A review by george_salis
Biocentrism: How Life and Consciousness Are the Keys to Understanding the True Nature of the Universe by Bob Berman, Robert Lanza

1.0

This book is pseudoscience veiled as science. Many of the claims (when he is making claims and not just digressing with irrelevant anecdotes), are disproportionate to the cited evidence, the main claim being that the universe is a projection of consciousness and only exists within the brain--when we look away from the moon, for example, it ceases to exist. The analogies he employs are quite shaky, too. The overall tone is, ironically, hostile to science, and bombastic regarding his own theory. In the chapter that claims to speculate on the question of an afterlife, we get, after yet another anecdote, this embarrassing sentence regarding his deceased sister: "It's going to be hard to wait--I have to admit--but I know Christine is going to look fabulous in [her earrings] the next time I see her...in whatever form she and I and this amazing play of consciousness assume." Aside from embarrassing, coming from a scientist with so many credentials (and he never lets us forget these credentials), it is utterly unfounded. Trying on earrings from a past life? Come on. This is piffle. Why should consciousness, something we know can be altered, diminished, and is found in rudimentary form in the 'lower' animals, be eternal? If consciousness can be dampened, as with sleep or drugs, it can be extinguished.

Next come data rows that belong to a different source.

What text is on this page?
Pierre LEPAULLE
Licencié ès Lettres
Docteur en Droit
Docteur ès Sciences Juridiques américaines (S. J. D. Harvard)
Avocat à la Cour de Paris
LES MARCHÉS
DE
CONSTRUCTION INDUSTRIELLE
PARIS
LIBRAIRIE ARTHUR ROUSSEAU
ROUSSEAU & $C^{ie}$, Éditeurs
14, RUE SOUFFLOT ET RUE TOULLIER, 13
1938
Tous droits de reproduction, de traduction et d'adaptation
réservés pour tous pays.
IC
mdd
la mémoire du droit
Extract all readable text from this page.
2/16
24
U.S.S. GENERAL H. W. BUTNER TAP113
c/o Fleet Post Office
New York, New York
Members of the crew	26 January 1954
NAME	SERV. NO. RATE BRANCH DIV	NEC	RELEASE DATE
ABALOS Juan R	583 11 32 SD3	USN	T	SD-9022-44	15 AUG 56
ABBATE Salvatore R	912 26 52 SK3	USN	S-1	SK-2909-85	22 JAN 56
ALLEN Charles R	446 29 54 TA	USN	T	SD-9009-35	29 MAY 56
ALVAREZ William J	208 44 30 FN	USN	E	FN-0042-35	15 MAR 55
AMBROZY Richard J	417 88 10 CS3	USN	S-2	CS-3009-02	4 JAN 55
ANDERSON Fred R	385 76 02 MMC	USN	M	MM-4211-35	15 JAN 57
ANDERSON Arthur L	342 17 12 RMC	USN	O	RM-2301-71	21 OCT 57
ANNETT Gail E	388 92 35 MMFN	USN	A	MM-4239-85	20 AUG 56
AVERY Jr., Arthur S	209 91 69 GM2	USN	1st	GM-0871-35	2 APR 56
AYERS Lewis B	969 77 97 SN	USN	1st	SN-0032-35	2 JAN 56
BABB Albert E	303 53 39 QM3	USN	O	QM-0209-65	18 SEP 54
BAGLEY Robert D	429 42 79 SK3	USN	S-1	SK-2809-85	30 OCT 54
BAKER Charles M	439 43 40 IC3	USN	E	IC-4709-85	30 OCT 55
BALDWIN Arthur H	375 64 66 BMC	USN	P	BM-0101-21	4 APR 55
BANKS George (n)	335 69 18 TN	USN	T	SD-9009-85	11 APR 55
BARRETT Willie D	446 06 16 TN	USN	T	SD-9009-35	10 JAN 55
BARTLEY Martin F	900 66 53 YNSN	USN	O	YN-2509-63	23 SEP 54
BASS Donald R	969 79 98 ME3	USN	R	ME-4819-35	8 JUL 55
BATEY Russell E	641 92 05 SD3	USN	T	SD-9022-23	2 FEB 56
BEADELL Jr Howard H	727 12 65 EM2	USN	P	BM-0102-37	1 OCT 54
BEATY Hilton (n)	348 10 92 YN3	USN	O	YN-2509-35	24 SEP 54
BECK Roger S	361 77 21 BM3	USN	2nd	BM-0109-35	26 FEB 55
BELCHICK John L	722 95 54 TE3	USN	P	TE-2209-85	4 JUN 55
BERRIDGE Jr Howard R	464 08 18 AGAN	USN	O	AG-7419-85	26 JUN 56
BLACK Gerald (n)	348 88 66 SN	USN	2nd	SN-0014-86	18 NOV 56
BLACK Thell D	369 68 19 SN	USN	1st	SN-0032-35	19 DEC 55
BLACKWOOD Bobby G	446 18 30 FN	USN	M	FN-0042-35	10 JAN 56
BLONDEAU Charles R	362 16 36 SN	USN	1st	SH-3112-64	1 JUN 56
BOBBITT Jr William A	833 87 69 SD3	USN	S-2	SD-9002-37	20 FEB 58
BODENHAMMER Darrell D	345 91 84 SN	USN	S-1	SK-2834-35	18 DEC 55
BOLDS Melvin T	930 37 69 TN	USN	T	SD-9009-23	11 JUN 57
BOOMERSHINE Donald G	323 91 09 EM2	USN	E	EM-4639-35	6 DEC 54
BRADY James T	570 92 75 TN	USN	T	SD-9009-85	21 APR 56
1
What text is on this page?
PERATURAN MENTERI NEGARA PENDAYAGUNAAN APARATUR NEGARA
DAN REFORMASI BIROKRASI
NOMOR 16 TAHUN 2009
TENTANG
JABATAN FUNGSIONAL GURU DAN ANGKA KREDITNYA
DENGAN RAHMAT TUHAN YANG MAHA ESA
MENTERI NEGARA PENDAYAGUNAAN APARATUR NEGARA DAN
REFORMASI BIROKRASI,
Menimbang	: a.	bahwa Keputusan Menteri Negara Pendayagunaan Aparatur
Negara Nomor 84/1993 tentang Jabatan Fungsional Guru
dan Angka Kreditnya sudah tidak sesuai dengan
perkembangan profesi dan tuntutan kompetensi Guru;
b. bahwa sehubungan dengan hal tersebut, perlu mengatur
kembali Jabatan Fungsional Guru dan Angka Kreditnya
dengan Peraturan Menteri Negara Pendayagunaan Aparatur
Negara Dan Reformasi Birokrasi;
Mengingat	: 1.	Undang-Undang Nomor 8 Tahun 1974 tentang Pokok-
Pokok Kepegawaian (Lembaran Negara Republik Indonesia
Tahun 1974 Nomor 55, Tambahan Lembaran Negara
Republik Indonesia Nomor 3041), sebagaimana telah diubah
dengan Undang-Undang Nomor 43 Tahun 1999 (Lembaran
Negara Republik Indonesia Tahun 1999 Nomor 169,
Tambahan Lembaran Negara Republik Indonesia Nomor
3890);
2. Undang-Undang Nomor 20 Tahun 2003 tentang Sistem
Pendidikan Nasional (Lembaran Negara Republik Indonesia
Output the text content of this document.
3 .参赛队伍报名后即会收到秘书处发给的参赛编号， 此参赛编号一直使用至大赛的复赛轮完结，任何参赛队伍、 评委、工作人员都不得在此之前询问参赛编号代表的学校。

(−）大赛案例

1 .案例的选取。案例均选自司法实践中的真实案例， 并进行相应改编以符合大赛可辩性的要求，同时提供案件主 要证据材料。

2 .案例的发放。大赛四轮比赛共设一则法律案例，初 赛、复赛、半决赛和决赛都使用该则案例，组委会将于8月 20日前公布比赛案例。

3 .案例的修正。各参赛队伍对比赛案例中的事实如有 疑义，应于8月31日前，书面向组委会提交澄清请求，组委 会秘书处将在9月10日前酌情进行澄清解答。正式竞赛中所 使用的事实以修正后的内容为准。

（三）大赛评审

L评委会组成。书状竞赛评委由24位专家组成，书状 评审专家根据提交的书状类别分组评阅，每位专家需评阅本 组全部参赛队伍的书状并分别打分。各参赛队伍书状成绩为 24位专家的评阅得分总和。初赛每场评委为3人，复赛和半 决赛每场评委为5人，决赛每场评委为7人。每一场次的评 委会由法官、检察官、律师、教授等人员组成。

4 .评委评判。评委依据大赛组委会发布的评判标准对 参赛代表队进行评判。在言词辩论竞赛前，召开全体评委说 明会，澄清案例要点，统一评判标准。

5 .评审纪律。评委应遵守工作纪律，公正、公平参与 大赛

And don't get me started on the seemingly dual consciousness of patients whose corpus callosum has been severed to prevent seizures. All the evidence points to the brain as the inextricable foundation of consciousness, and when it dies, the 'self' dies with it.

On the front cover, Deepak Chopra, master of word salads and pretending-to-know-what-one-doesn't-know, praises the book. For me, this was a red flag in and of itself, but I like challenging my beliefs and changing my mind...when the evidence is convincing and proportionate to the claims, yet not when it is used as a springboard for the fantastic.